Sunday 23A, 6th September

‘Binding and loosing’ has come up several times recently: on the feast of St. Gregory the Great – successor to St. Peter; on the Sunday before last when Peter is given the keys of the kingdom and, more indirectly, as we’ve been considering the charge to challenge others as part of our Christian heritage or duty – the prophetic role we all have to proclaim the Good News with our lives. This is when the Good News makes uncomfortable reading both for others and for ourselves. The temptation is to hunker down and get through this life as best we can in order to get to our true life in heaven, but the warning to Ezekiel is a warning to us too:

If I say to the wicked man: ‘wicked wretch, you are to die’, and you do not speak to warn the wicked man to renounce his ways, then he shall die for his sins, but I will hold you responsible for his death.

Ezekielis being prepared for his role as a watchman for Israel, warning Israel that it faces disaster if it does not amend its ways and in its turn fulfil its role as a watchman for others. This is the Church, here not for its own sake only, but to challenge the world in its relation to God and its call to adhere to godly virtues. And it’s why our present Pope is so unpopular – not with the world, necessarily – but with many of his own flock. Perhaps the move from the old confessional box to face to face confrontation can be seen as a symbol of this dynamic – this call to enlarge our vision of what ‘binding and loosing’ might mean. Do you remember the sideways shuffle along the seats as we awaited our turn in the confessional, and the struggle to find something new to say, and the relief to get off with a few ‘Hail Marys’ until the next time. This is confession in its narrow sense: for one’s own sake only, to fulfil an obligation, rather than as a prophetic sign to the world. Indeed, the less people knew about it the better: it had become an embarrassing ritual. Face to face is marginally better and, at least, is indicative of the true role of ‘binding and loosing’ incumbent on us all; a step towards applying this power, which we all have in our daily lives, so that others may, in their turn, be released form their sins. And now we get to the heart of what the Good News means, so ably summed up by St. Paul in this unusually uncomplicated passage from his letter to the Romans:

Avoid getting into debt except the debt of mutual love. Love is the one thing that can not hurt your neighbour; that is why it is the answer to every one of the commandments.

Now there’s a penance worth going home with!
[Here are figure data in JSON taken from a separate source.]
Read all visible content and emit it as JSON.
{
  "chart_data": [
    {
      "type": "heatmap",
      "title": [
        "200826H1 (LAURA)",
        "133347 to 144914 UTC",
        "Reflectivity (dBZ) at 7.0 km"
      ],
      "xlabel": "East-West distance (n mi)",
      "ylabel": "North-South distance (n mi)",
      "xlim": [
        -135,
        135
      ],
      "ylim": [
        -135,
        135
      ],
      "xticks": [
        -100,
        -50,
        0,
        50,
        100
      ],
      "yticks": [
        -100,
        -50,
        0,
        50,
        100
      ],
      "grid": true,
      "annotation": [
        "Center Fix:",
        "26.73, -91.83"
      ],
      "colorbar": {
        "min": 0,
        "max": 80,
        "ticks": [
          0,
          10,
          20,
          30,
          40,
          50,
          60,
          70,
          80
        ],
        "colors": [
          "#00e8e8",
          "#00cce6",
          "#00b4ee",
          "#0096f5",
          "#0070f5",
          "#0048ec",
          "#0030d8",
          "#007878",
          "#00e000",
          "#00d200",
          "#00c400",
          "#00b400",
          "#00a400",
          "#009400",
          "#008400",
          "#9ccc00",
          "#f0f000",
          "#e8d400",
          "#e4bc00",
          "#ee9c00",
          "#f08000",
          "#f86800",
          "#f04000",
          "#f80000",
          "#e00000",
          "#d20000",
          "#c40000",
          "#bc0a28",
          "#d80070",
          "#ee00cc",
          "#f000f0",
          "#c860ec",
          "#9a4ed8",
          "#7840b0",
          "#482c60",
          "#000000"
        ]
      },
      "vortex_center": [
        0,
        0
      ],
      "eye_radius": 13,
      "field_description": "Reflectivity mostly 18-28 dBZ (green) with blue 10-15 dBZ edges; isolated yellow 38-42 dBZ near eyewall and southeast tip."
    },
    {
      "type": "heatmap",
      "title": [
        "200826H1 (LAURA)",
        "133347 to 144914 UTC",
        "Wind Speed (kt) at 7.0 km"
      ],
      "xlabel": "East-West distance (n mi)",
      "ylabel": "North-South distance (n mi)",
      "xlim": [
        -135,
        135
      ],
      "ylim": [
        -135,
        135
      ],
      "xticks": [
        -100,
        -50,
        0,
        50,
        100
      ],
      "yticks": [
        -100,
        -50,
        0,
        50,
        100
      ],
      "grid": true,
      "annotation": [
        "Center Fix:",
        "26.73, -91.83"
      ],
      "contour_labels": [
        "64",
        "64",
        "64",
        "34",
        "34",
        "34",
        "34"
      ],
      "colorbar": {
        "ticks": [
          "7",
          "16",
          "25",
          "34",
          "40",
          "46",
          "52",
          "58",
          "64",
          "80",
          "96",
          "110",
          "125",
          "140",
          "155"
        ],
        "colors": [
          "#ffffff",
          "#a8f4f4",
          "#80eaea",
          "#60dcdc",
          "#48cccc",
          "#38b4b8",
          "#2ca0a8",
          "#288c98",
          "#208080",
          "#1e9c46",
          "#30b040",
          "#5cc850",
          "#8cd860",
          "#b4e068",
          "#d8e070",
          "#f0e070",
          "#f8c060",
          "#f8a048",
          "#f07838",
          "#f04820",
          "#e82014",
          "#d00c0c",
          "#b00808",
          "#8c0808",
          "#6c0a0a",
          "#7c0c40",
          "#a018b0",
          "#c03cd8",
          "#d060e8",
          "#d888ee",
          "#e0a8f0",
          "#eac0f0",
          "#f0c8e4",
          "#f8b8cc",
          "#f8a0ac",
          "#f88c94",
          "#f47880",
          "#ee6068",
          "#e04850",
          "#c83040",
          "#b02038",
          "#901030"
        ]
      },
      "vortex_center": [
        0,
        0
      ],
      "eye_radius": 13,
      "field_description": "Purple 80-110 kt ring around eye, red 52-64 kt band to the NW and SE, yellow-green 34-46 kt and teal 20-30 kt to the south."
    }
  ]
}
For the Good News which calls us to challenge others is the Good News of God’s love for us in Christ, who so looses us from our own sins by his acceptance of us as we are, with all our faults and supposed inadequacies – how can anyone love me as I am? – that we find ourselves, at last, able to love others: not as a penance or a duty or a burden, but as a delight, and to challenge them, if needed, not from a deficit but an excess of love, so that all of us may be together in heaven.